Test locally on single server with two Nvidia GPUs

  • Assume you have two parties, start the first party process by
# rank 0
python launch_distributed.py  --evaluate \
    --world_size 2 \
    --rank 0 \
    --master_address 127.0.0.1 \
    --master_port 12345 \
    --gpu_id 0 \
    --model-location model/model_best.pth.tar \
    --resume  \
    --batch-size 50 \
    --print-freq 1 \
    --skip-plaintext \
    --distributed
  • Start the second party process by
# rank 1
python launch_distributed.py  --evaluate \
    --world_size 2 \
    --rank 1 \
    --master_address 127.0.0.1 \
    --master_port 12345 \
    --gpu_id 1 \
    --model-location model/model_best.pth.tar \
    --resume  \
    --batch-size 50 \
    --print-freq 1 \
    --skip-plaintext \
    --distributed

Note the master_address, master_port, and gpu_id can be changed but must be available.

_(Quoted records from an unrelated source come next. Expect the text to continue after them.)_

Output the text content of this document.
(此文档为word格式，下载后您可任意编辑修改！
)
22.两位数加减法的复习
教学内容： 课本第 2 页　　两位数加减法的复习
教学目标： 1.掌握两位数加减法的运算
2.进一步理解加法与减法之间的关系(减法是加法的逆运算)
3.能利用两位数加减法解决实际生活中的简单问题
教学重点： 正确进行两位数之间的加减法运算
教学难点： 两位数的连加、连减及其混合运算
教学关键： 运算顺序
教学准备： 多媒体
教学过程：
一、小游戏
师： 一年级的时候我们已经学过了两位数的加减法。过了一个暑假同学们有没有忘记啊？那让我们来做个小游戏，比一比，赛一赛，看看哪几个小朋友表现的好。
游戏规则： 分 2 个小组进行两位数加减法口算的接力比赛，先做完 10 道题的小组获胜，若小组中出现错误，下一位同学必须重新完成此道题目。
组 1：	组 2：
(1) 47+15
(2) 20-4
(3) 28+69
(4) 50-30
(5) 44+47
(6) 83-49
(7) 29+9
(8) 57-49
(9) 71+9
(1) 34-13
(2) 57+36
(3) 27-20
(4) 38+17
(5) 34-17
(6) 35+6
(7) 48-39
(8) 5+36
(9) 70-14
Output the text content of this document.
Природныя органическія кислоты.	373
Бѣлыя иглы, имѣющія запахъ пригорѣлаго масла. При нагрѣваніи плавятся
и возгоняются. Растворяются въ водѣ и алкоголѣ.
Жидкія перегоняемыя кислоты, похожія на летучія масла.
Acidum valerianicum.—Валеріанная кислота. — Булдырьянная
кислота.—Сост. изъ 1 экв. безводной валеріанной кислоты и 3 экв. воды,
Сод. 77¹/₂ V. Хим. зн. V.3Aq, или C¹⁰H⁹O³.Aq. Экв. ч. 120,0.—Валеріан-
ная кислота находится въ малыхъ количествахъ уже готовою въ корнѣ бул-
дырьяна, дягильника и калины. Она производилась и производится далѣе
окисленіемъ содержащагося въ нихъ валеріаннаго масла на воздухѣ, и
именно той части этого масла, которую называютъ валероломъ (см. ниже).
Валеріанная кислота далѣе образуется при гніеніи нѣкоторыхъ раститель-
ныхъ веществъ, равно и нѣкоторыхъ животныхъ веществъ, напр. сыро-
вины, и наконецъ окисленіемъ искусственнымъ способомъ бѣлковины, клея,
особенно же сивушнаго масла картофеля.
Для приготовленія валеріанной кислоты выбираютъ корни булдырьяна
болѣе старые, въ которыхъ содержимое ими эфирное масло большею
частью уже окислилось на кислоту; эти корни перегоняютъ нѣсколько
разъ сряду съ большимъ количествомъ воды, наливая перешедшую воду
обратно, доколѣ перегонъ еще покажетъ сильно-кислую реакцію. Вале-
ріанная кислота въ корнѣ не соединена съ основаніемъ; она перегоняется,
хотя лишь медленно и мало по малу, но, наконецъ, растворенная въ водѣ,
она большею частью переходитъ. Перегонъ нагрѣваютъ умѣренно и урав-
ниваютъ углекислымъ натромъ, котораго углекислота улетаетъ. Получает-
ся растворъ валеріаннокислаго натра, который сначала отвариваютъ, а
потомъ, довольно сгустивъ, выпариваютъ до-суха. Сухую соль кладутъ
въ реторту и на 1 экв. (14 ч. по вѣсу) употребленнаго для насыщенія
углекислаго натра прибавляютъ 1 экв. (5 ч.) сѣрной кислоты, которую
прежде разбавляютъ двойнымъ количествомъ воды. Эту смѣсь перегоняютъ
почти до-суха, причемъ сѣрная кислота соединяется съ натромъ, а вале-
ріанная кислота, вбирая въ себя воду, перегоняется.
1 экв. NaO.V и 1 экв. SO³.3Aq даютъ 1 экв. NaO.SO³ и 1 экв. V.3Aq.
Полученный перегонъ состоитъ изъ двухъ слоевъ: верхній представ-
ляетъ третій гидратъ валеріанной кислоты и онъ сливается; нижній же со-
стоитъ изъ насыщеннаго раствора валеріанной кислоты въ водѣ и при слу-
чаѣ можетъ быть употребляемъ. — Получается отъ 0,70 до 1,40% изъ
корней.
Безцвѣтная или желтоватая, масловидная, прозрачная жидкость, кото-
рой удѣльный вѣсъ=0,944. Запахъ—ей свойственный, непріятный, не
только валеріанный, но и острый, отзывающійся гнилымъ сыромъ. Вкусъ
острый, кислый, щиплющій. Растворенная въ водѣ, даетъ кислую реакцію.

Test distributedly on two servers with an Nvidia GPU

  • Ensure the two servers are connected with on the same network.
  • Assume you have two parties, and the master node IP address is 192.168.0.1.
  • Start the first party process on the master node by
# rank 0
python launch_distributed.py  --evaluate \
    --world_size 2 \
    --rank 0 \
    --master_address 192.168.0.1 \
    --master_port 12345 \
    --gpu_id 0 \
    --model-location model/model_best.pth.tar \
    --resume  \
    --batch-size 50 \
    --print-freq 1 \
    --skip-plaintext \
    --distributed
  • Start the second party process the other node by
# rank 1
python launch_distributed.py  --evaluate \
    --world_size 2 \
    --rank 1 \
    --master_address 192.168.0.1 \
    --master_port 12345 \
    --gpu_id 0 \
    --model-location model/model_best.pth.tar \
    --resume  \
    --batch-size 50 \
    --print-freq 1 \
    --skip-plaintext \
    --distributed

Note the master_address, master_port, and gpu_id can be changed but must be available.